Zaopatrzony w ciepłą kurtkę, czapkę i rękawiczki, pojechałem do Pogórskiej Woli. Tym razem chciałem zobaczyć lidera tej klasy rozgrywkowej i dobry mecz naturalnie. Tak też było. Obie ekipy stworzyły naprawdę dobre widowisko.
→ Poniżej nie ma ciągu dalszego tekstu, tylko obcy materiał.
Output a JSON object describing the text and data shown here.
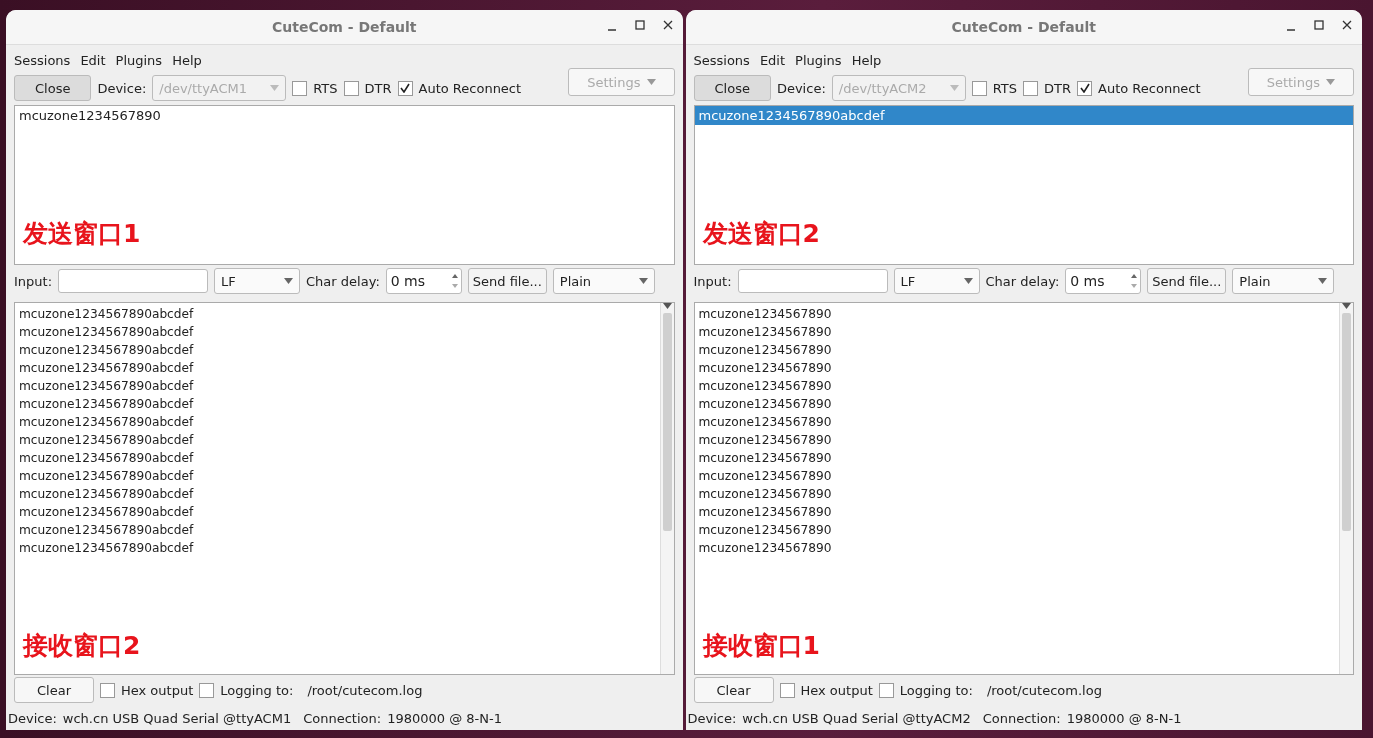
{
  "windows": [
    {
      "title": "CuteCom - Default",
      "menu": [
        "Sessions",
        "Edit",
        "Plugins",
        "Help"
      ],
      "close_button": "Close",
      "device_label": "Device:",
      "device": "/dev/ttyACM1",
      "options": [
        {
          "label": "RTS",
          "checked": false
        },
        {
          "label": "DTR",
          "checked": false
        },
        {
          "label": "Auto Reconnect",
          "checked": true
        }
      ],
      "settings": "Settings",
      "history": [
        {
          "text": "mcuzone1234567890",
          "selected": false
        }
      ],
      "history_note": "发送窗口1",
      "input_label": "Input:",
      "line_end": "LF",
      "char_delay_label": "Char delay:",
      "char_delay": "0 ms",
      "send_file": "Send file...",
      "format": "Plain",
      "output_lines": [
        "mcuzone1234567890abcdef",
        "mcuzone1234567890abcdef",
        "mcuzone1234567890abcdef",
        "mcuzone1234567890abcdef",
        "mcuzone1234567890abcdef",
        "mcuzone1234567890abcdef",
        "mcuzone1234567890abcdef",
        "mcuzone1234567890abcdef",
        "mcuzone1234567890abcdef",
        "mcuzone1234567890abcdef",
        "mcuzone1234567890abcdef",
        "mcuzone1234567890abcdef",
        "mcuzone1234567890abcdef",
        "mcuzone1234567890abcdef"
      ],
      "output_note": "接收窗口2",
      "clear": "Clear",
      "bottom_options": [
        {
          "label": "Hex output",
          "checked": false
        },
        {
          "label": "Logging to:",
          "checked": false
        }
      ],
      "log_path": "/root/cutecom.log",
      "status": {
        "device_label": "Device:",
        "device": "wch.cn USB Quad Serial @ttyACM1",
        "connection_label": "Connection:",
        "connection": "1980000 @ 8-N-1"
      }
    },
    {
      "title": "CuteCom - Default",
      "menu": [
        "Sessions",
        "Edit",
        "Plugins",
        "Help"
      ],
      "close_button": "Close",
      "device_label": "Device:",
      "device": "/dev/ttyACM2",
      "options": [
        {
          "label": "RTS",
          "checked": false
        },
        {
          "label": "DTR",
          "checked": false
        },
        {
          "label": "Auto Reconnect",
          "checked": true
        }
      ],
      "settings": "Settings",
      "history": [
        {
          "text": "mcuzone1234567890abcdef",
          "selected": true
        }
      ],
      "history_note": "发送窗口2",
      "input_label": "Input:",
      "line_end": "LF",
      "char_delay_label": "Char delay:",
      "char_delay": "0 ms",
      "send_file": "Send file...",
      "format": "Plain",
      "output_lines": [
        "mcuzone1234567890",
        "mcuzone1234567890",
        "mcuzone1234567890",
        "mcuzone1234567890",
        "mcuzone1234567890",
        "mcuzone1234567890",
        "mcuzone1234567890",
        "mcuzone1234567890",
        "mcuzone1234567890",
        "mcuzone1234567890",
        "mcuzone1234567890",
        "mcuzone1234567890",
        "mcuzone1234567890",
        "mcuzone1234567890"
      ],
      "output_note": "接收窗口1",
      "clear": "Clear",
      "bottom_options": [
        {
          "label": "Hex output",
          "checked": false
        },
        {
          "label": "Logging to:",
          "checked": false
        }
      ],
      "log_path": "/root/cutecom.log",
      "status": {
        "device_label": "Device:",
        "device": "wch.cn USB Quad Serial @ttyACM2",
        "connection_label": "Connection:",
        "connection": "1980000 @ 8-N-1"
      }
    }
  ]
}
Pierwsza połowa, to twarda, zażarta wręcz walka o każdą piłkę z nieznaczną przewagą drużyny gospodarzy, co zostało udokumentowane zdobyciem jednej bramki. Zastanawialiśmy się w przerwie w gronie fachowców, czy zawodnicy „Pogorii” aby wytrzymają zawody kondycyjnie. Proroctwo się sprawdziło. Niestety, to głównie brak sił u zawodników gospodarzy spowodował, że zawodnicy ze Śmigna opanowali sytuację na boisku i zakończyli ten mecz zwycięsko. Trzeba uczciwie powiedzieć, że zdobyte bramki, to niestety prezenty ze strony bramkarza, ale to młody zawodnik i ma jeszcze prawo do popełniania takich błędów, tym bardziej, że w wielu innych groźnych sytuacjach spisywał się bez zarzutu. W punktacji bokserskiej byłby to remis ze wskazaniem na zwycięstwo gości. Zawodnikom należą się słowa uznania, za twardą walkę prowadzoną w atmosferze Fair-Play. Także sędziowie dostroili się do poziomu i prowadzili zawody bardzo dobrze. Główny arbiter okazał się przy tym sędzią wychowawcą. Tłumaczył, upominał ( także za przekleństwa ) i w końcu pokazywał żółte kartoniki. Mnie się podobało.
Następny tydzień, to już długi majowy weekend. Udam się na Finał Pucharu Polski na Stadionie Narodowym w Warszawie. Będzie to rewanż za zeszły rok. Wtedy był to znakomity mecz tak na murawie jak i na trybunach. Liczę na powtórkę.